Julie Nichols recently posted her thoughts on the writing and reading of Mormon literature here:
I responded with these thoughts:
Julie, I love the questions you raise here, questions I’ve been thinking about myself as I read and reviewed your book and Mette Harrison’s books and Brian Evenson’s books and Alex Caldiero’s books and just these past couple of weeks as I read Judith Freeman’s books and Phylis Barber’s books.
After a recent reading by Alex, in response to these lines (“We recognize / each other as fellow makers, humans, & not / too anxious for immortality”), I wrote this:
Alex reads in short bursts, a single word, two words, the words that make up a line. His emphasis breaks up the meaning. I have to wait for memory to reassemble the thought. These poems are themselves fragments of meaning, often written before dawn, bordering on the subconscious. They remind me a bit of John Ashbery’s work in the way they make me agree to forego clear and sustained meaning in favor of accumulated meaning. But while Ashbery’s poems are assembled from fragments of overheard or (over)read speech, while they are arranged and rearranged, Alex’s poems have simply happened. There he is in the night. There is his notebook. There is his pen. He writes. He draws. And he turns to the next page. His is improvised poetry, fixed on the page the way a recording fixes an improvised jazz performance .
“You are too present / Or you don’t exist.”
Alex is too present. It is a difficult existence. It produces poetry. And he is my prophet.
Okay, that’s what I wrote.
I don’t believe in prophets. Alex is a mystic.
His work is metaphorical for me. It strives to grasp what can’t be grasped. German mystics like Meister Eckhart reached for the same unreachable truths and in doing so enriched the German language immeasurably. Every neologism is a metaphor. Every good metaphor brings new insight. “Truth is a mobile army of metaphors” Nietzsche wrote, and I love the idea, both as it brackets out any sense for absolute truth and as it welcomes that mobile army.
Alex claims he doesn’t believe in metaphors. We are dear friends despite and because of our respective disbeliefs.
I titled my blog post on your book “A Tight Sphinctered Response to a Novel in Seven Stories.” I loved your characters. I loved the book’s warm-hearted portrayals of them in all their difference. I loved the interwoven stories. But I had trouble with the healing, if you remember, with the supernatural. I figured it was my problem as opposed to the book’s problem and ended the little essay like this:
Nichols I thought, a sudden thought, maybe even an epiphany, loves nature like I love nature. These are my flowers. I know them. They help me make sense of the universe. Nichols’ characters love nature too. So what if they also love the super-natural? Give them a break. Loosen your rational sphincter a bit. You don’t have to believe them. Their believing is their business. Isn’t it interesting, after all, to find your way into minds like these — such varied minds and bodies all of whom the author so clearly loves.
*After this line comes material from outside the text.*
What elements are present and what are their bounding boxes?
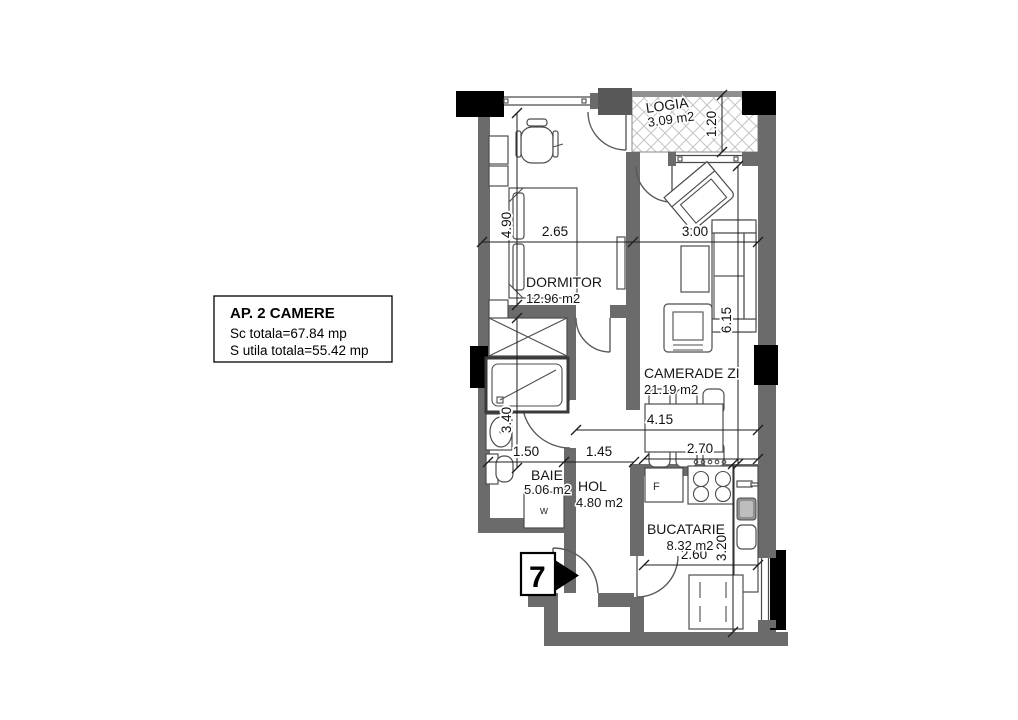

Come on man, you can straddle the air for a bit. Nobody’s asking you to walk on water.
I can sometimes suspend my proverbial disbelief.
You are working in this essay with the idea of “Mormon literature.” One version would include work by faithful Mormons and its products would be faith promoting. Or it could include work by faithful and not-so-faithful Mormons and ex-Mormons with its works ranging from faith promoting to antagonistic. I guess I prefer the latter.
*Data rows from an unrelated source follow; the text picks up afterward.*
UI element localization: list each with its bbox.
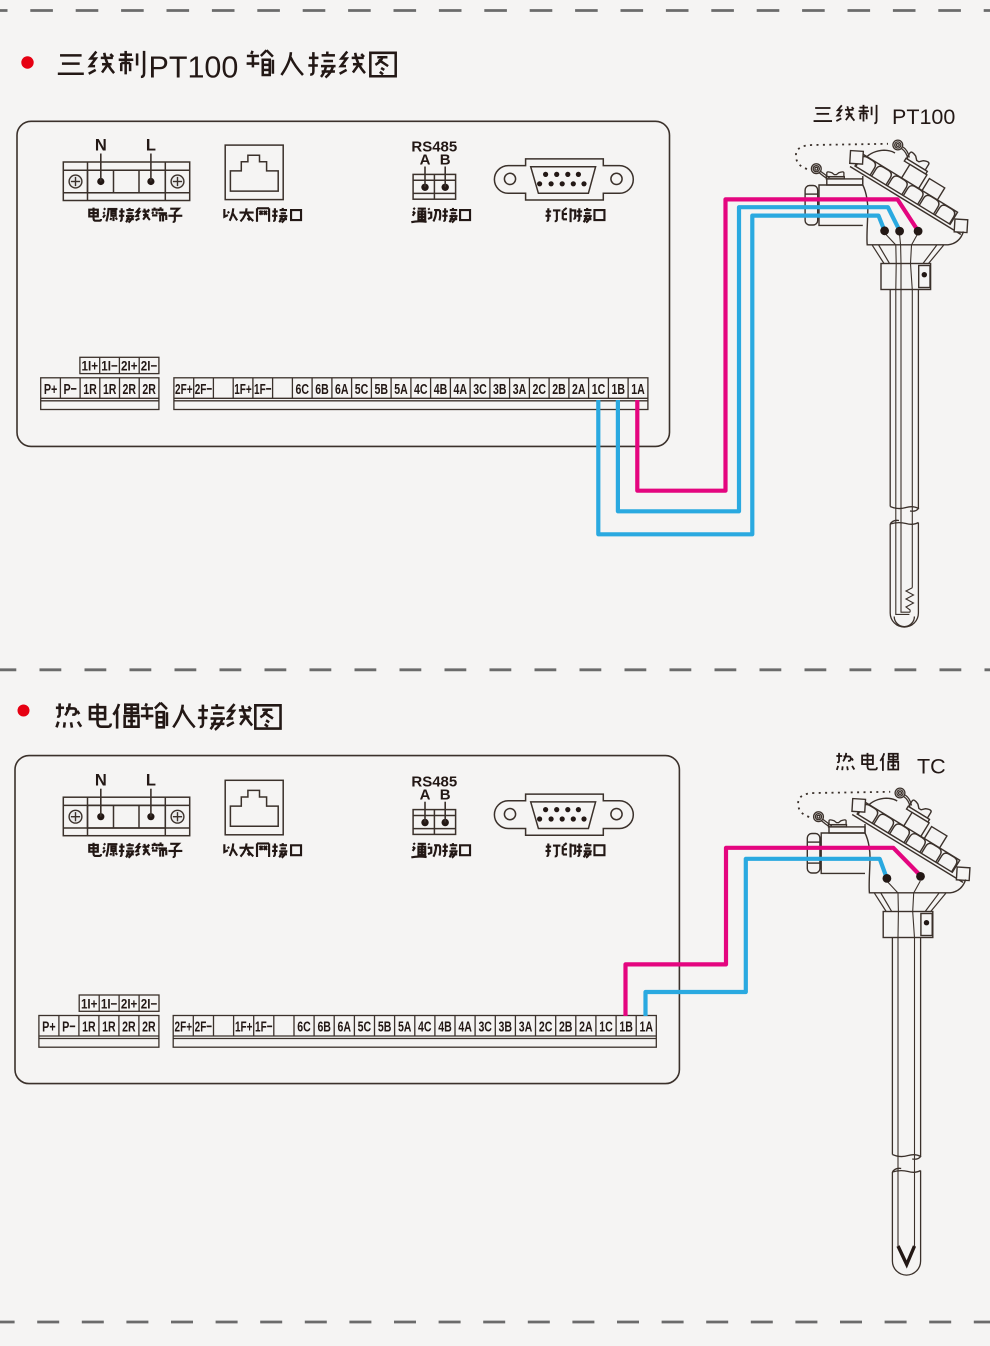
svg-text:1F+: 1F+ — [235, 1019, 253, 1036]
svg-text:4B: 4B — [438, 1019, 452, 1036]
svg-text:3A: 3A — [513, 381, 527, 398]
svg-text:2F+: 2F+ — [175, 1019, 193, 1036]
svg-text:1B: 1B — [619, 1019, 633, 1036]
svg-text:2I−: 2I− — [141, 996, 158, 1011]
svg-text:RS485: RS485 — [411, 774, 457, 791]
svg-text:4A: 4A — [458, 1019, 472, 1036]
svg-text:2A: 2A — [579, 1019, 593, 1036]
svg-text:2I−: 2I− — [141, 359, 158, 374]
svg-text:1R: 1R — [83, 381, 97, 398]
svg-text:3B: 3B — [499, 1019, 513, 1036]
svg-text:2B: 2B — [552, 381, 566, 398]
svg-text:4C: 4C — [414, 381, 428, 398]
svg-text:1C: 1C — [599, 1019, 613, 1036]
svg-text:1C: 1C — [592, 381, 606, 398]
svg-text:PT100: PT100 — [149, 51, 239, 85]
svg-text:L: L — [146, 772, 156, 790]
svg-text:2A: 2A — [572, 381, 586, 398]
svg-text:3C: 3C — [473, 381, 487, 398]
svg-text:2R: 2R — [142, 381, 156, 398]
svg-text:N: N — [95, 772, 107, 790]
svg-text:1I−: 1I− — [101, 359, 118, 374]
svg-text:5C: 5C — [355, 381, 369, 398]
svg-text:RS485: RS485 — [411, 139, 457, 156]
svg-text:2F−: 2F− — [195, 1019, 213, 1036]
svg-text:TC: TC — [917, 755, 946, 779]
svg-text:2C: 2C — [533, 381, 547, 398]
svg-text:3B: 3B — [493, 381, 507, 398]
svg-text:P−: P− — [63, 381, 77, 398]
svg-text:P+: P+ — [42, 1019, 56, 1036]
svg-text:2I+: 2I+ — [121, 359, 138, 374]
svg-text:1A: 1A — [631, 381, 645, 398]
svg-text:2R: 2R — [142, 1019, 156, 1036]
svg-text:1R: 1R — [82, 1019, 96, 1036]
svg-text:6C: 6C — [297, 1019, 311, 1036]
svg-text:5B: 5B — [378, 1019, 392, 1036]
svg-text:N: N — [95, 137, 107, 155]
svg-text:1I−: 1I− — [101, 996, 118, 1011]
svg-text:6B: 6B — [317, 1019, 331, 1036]
svg-text:P+: P+ — [44, 381, 58, 398]
svg-text:1F−: 1F− — [254, 381, 272, 398]
svg-text:5A: 5A — [398, 1019, 412, 1036]
svg-text:3A: 3A — [519, 1019, 533, 1036]
svg-text:1I+: 1I+ — [81, 996, 98, 1011]
svg-text:4A: 4A — [454, 381, 468, 398]
svg-text:6A: 6A — [335, 381, 349, 398]
svg-text:2F+: 2F+ — [175, 381, 193, 398]
svg-text:1R: 1R — [102, 1019, 116, 1036]
svg-text:4B: 4B — [434, 381, 448, 398]
svg-text:PT100: PT100 — [892, 105, 955, 129]
svg-text:P−: P− — [62, 1019, 76, 1036]
svg-text:2R: 2R — [122, 1019, 136, 1036]
svg-text:1F+: 1F+ — [234, 381, 252, 398]
svg-text:5A: 5A — [394, 381, 408, 398]
svg-text:6B: 6B — [315, 381, 329, 398]
svg-text:5C: 5C — [358, 1019, 372, 1036]
svg-text:6A: 6A — [338, 1019, 352, 1036]
svg-text:2C: 2C — [539, 1019, 553, 1036]
svg-text:1B: 1B — [612, 381, 626, 398]
svg-text:1I+: 1I+ — [82, 359, 99, 374]
svg-text:1F−: 1F− — [255, 1019, 273, 1036]
svg-text:2R: 2R — [123, 381, 137, 398]
svg-text:2B: 2B — [559, 1019, 573, 1036]
svg-text:1A: 1A — [640, 1019, 654, 1036]
svg-text:3C: 3C — [478, 1019, 492, 1036]
svg-text:L: L — [146, 137, 156, 155]
svg-text:2I+: 2I+ — [121, 996, 138, 1011]
svg-text:5B: 5B — [375, 381, 389, 398]
svg-text:2F−: 2F− — [195, 381, 213, 398]
svg-text:4C: 4C — [418, 1019, 432, 1036]
svg-text:6C: 6C — [296, 381, 310, 398]
svg-text:1R: 1R — [103, 381, 117, 398]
You quote Brian Evenson, one of my favorite writers. I reviewed several of his works for Open Letters Monthly a couple of years ago.
Here’s a taste of the long piece:
In Evenson’s novel The Open Curtain, a young Rudd Theurer experiences a break between what he thought to be true and what he now perceives to be true. Letters to and from his dead father reveal, perhaps, an illegitimate half-brother. His mother tightens her lips and claims the opposite: “It’s simple truth. . . . We know the truth. There’s no reason to speak of this again.” Not surprisingly, given his mother’s Mormon preference for “truth” over reality, Rudd begins to “have an odd relation to words.” He reads an old story in the 1903 New York Times about William Hooper Young, a grandson of Brigham Young who was on trial for a ritual murder. The newspaper account, supplemented by symbolic signs and penalties Theurer experiences in the Mormon temple ritual, works in him corrosively, structures and de-structures his identity until he commits ritual murders of his own. When Theurer cuts Mormon/Masonic temple symbols into the bodies of his victims, he reifies violent metaphors with which his religion has made sense of the world.
If reifying metaphors is dangerous, so is the making of metaphors. In the story “Contagion” from the book of that name, characters fatefully construct metaphors from a barbed-wire fence. The fence is a given, simply there, and the men who ride it are just doing their jobs: “They were to travel due South, checking fenceline for $2/day to territory’s extreme, and then to cross over and observe conditions beyond.” Their written notes are a straightforward litany of the various types of barbed wire until they encounter a deadly contagion, when the notations begin to stray to more subjective considerations.
Past the fence’s end the riders find a town dominated by a religious sect whose leader locks one rider in a room to write oracular notes about the barbed wire that has become the sect’s object of worship. When he runs out of paper he writes on the walls, encircling himself with sentences that resemble a long, enclosing strand of barbed wire.
As a tool in the real world, barbed wire controls, separates, and imposes order. In light of that fact and in response to the incomprehensible and frightening contagion, the town’s panicked populace has transformed the wire until the fact of the wire becomes the coercive truth of the new religion: “You shall know the fence and the fence shall make you free.” This is precisely the process of truthmaking Nietzsche wrote about so devastatingly: “What is truth? a mobile army of metaphors, metonymies, anthropomorphisms . . . only insofar as man forgets himself as . . . an artistically creative subject does he live with some calm, security, and consistency.” Evenson’s work insists on this. We are the artistically creative authors of the truths we live by. We must then, if we are honest, live more tentatively in relation to the security and consistency we achieve through language. The effect of this conclusion, at least for me, at least most of the time, is bracing.
I’ll end this long response by saying thank you for your thoughts here and especially for your wonderful book.